In this randform post a considerably small nuclear waste problem (an old nuclear dump site near San Francisco) was mentioned which may have affected the lives of people.
I looked into this example a bit more.
If there is an environmental cause for an increased cancer mortality rate it is not far fetched to assume that there should probably be also an increased childhood Leukemia mortality rate (especially given the above mentioned study about childhood leukemia). So I looked wether I could find something there. However there is a study carried out mainly by the Center for Occupational and Environmental Health which says:
A simple and direct analysis of the spatial distribution of childhood leukemia was performed using geographic data from a large case/control study. The data consists of cases of childhood leukemia and their corresponding birth cohort controls located in seven San Francisco Bay Area counties. Both parametric and randomization analyses show no evidence of a non-random spatial pattern of childhood leukemia among six of these counties….
So the study found no spatial pecularities, i.e. no increased risk of childhood Leukemia in Marin County. Based on geographical data using GPS:
…the latitude and longitude coordinates were mathematically transformed so that
distance is measured in kilometers; that is, a new Cartesian
coordinate system was established in kilometers relative to
the latitude and longitude point (37.5, ± 122.5). Nearest
neighbor distances were then calculated to compare
statistically the spatial patterns of cases and controls.
So with statistical methods nearest neighbour mean distances between living locations of sick children (case/case pairs) and sick/nonsick children (non-case/case) where compared where
When no spatial pattern exists, the mean nearest
neighbor distances calculated from case/case and non-
case/case pairs are expected to be equal and the frequency
of the case/case pairs is expected to be equal to a known
value that depends only on the number of cases and
If I understood correctly the statistical techniques used in the study are based to a great extend to techniques listed in this article.
I currently do not have the time to look into all the details but what I find important to mention is that the study (if I understood correctly) compared a total number of 12 (case+non-case/control) observations in Marin county. (In all the counties 333 observations).
The Northern California Cancer Center has a quite well documented archive of cancer statistics, which is publicly available to some extend and I looked briefly into it.
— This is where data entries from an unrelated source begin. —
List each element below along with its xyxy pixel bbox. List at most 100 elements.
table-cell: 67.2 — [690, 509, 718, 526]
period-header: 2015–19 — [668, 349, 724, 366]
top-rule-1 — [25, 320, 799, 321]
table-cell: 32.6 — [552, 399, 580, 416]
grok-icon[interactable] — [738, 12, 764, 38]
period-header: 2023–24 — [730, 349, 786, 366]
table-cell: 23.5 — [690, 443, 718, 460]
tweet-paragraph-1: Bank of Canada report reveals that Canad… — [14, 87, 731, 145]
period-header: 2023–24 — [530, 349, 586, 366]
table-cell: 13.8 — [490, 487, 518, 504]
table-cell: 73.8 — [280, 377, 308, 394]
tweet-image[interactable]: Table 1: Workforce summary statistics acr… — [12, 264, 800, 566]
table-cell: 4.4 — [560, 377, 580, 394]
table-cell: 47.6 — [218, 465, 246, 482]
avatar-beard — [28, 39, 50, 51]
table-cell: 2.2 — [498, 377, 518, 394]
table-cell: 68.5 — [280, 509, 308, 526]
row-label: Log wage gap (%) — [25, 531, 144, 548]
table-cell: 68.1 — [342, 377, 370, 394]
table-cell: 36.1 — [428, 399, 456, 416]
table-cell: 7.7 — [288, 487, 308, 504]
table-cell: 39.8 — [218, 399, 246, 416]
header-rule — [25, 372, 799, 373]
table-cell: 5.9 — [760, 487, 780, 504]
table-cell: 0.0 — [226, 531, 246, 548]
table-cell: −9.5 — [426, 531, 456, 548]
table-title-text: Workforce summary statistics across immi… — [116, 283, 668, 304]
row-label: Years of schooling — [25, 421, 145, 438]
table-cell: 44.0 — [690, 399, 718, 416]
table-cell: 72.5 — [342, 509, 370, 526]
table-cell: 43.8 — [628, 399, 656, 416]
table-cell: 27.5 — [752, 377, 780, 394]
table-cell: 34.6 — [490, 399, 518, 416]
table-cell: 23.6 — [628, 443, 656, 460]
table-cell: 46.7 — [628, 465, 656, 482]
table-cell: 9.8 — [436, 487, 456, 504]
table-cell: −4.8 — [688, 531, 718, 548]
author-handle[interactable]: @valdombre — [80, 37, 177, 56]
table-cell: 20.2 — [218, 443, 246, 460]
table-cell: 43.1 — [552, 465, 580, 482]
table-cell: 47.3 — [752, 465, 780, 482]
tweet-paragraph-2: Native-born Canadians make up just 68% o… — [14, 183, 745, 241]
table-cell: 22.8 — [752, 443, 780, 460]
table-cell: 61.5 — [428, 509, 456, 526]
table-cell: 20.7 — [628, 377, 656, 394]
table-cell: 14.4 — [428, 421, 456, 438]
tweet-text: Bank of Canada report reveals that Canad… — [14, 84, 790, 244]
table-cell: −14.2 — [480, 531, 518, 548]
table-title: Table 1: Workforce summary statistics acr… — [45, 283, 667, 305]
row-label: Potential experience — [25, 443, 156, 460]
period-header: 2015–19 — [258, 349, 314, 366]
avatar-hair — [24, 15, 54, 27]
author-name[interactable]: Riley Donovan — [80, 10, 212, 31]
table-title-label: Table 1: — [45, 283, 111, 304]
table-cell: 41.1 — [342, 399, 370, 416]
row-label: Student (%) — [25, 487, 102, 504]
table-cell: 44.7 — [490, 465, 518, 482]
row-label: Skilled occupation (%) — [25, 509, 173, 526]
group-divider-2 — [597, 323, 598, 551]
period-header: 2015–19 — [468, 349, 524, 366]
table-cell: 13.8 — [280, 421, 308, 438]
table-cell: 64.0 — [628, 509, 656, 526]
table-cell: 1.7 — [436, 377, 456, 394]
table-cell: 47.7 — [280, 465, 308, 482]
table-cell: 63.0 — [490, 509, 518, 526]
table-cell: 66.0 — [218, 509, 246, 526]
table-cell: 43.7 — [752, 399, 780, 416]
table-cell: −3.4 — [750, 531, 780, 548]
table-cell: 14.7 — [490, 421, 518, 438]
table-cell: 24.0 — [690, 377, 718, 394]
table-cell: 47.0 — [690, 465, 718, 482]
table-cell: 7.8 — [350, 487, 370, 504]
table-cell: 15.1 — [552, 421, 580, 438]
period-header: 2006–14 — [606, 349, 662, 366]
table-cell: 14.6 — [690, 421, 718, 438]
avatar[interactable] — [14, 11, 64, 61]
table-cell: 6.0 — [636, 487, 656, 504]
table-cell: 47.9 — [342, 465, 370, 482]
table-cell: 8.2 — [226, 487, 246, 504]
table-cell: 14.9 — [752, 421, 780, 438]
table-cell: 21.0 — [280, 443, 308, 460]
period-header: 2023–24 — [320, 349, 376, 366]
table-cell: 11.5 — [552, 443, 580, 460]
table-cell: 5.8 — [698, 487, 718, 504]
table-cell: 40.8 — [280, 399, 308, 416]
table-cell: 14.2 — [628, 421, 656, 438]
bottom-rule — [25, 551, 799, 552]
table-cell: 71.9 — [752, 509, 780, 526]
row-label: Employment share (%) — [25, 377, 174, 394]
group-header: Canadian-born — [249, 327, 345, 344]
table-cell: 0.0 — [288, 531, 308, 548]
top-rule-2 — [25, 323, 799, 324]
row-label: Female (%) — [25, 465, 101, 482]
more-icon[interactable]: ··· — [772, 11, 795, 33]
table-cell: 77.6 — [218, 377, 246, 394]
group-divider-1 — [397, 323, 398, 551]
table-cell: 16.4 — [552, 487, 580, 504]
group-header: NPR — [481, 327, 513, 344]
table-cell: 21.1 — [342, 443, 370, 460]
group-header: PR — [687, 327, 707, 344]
Unfortunately spatial differences in cancer occurence are only listed since the year 2000.
But to my worry: on a first glance (which is just a suspect and NO statistical analysis!) one CAN actually observe spatial pecularities for Marin county, i.e. the five year death counts of cancer for Marin county seem to be increased for : skin cancer, the already mentioned breast cancer and Leukemia (where no difference between adult/non-adult had been made). (I looked only at death counts in order to avoid errors from over-diagnostization).
This means on the other hand: If this first glance would turn out to be of statistical significance than an environmental cause is rather likely.
Looking at the statistics it is clear that the local pecularities of cancer mortality rates for e.g. liver cancer (probably due to too much drinking) or Karpozy Sarkoma (due to Aids) in San Francisco look much more dramatic than the local pecularities of Marin County – just already by the sheer size of death cases. However for the individual case this is no consolation.
Concluding: this “small” waste problem (if I understood correctly the authorities see NO problem) MAY have had already quite dramatic consequences.
This tells us what?
IF it would turn out that there is a nuclear waste problem in Marin County (I again emphasize, what I found are only loose suspects) then just extrapolate this for the to be expected nuclear waste problems (see above) and how authorities would deal with them.
But apart from this – lets put it that way: I wouldnt necessarily swim in Marin county waters anymore until this question hadn’t been thoroughly examined.